Sportyvna Hazeta (Спортивна газета, СГ)
- Type: Daily newspaper
- Format: Broadsheet
- Owner(s): Committee in Physical Culture and Sports of the Council of Ministers of the UkrSSR and Ukrainian Republican Council of Trade Unions
- Editor-in-chief: Dmytro Aleksandrenko
- Founded: 1 June 1934
- Ceased publication: 2008
- Language: Ukrainian (primary), Russian (some period)
- Headquarters: 13 vulytsia Kostyolna Kyiv, Ukraine

= Sportyvna Hazeta =

Sportyvna hazeta (Спортивна газета, СГ) was Ukraine's influential sports newspaper and official sports newspaper of the Soviet government of Ukraine published several (3) days per week in Kyiv in 1934–1992. Following dissolution of the Soviet Union, the newspaper lost its government support and slowly phased out.

It appeared in 1931 in Kharkiv as a Russian language newspaper Gotov k trudu i oboronye, yet its official date of establishment is considered as 1 June 1934 soon after capital of Ukraine was moved to Kyiv from Kharkiv.
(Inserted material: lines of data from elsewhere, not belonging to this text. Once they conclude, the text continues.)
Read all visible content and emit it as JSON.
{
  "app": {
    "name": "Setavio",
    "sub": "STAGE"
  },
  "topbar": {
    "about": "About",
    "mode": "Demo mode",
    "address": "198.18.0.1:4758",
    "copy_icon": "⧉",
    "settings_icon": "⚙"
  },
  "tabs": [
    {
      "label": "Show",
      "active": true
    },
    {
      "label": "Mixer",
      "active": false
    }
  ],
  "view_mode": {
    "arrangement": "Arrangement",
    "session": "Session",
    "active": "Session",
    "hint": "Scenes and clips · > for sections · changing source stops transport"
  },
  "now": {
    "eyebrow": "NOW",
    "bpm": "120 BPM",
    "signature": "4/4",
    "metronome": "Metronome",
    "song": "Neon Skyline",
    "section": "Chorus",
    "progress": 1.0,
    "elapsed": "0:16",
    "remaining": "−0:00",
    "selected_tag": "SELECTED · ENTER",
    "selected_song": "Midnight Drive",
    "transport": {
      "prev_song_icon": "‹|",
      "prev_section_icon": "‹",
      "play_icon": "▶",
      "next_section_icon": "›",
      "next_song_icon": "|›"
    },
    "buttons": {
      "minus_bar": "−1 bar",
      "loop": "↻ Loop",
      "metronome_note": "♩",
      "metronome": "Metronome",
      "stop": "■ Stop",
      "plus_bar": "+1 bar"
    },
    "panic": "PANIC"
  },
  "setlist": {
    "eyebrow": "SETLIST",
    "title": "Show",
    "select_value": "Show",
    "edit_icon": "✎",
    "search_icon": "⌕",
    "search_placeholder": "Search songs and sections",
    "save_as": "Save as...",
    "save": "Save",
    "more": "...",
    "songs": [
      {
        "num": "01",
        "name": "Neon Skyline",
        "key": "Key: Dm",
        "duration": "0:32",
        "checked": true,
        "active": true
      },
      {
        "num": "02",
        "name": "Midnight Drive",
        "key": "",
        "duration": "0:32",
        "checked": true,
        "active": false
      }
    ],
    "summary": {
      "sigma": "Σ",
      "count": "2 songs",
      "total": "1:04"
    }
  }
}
Since the relocation the newspaper changed to Ukrainian language and changed to Hotovyi do pratsi ta(i) oborony. In 1938, it switched its name again to Radyanskyi sport.

During the World War II in 1940–1949 it was not published.

In October 1949, it was revived as Radyanskyi sport. In April 1965, the newspaper changed its name again to Sportyvna hazeta. At the time of dissolution of the Soviet Union, it had some 600,000 subscribers. After 1992 Sportyvna hazeta lost its government support and had difficulties with financing, which led to its partial closure starting in late 1999.

In mid 2000s, the newspaper was taken under aegis of the National Olympic Committee of Ukraine, but soon was discontinued completely.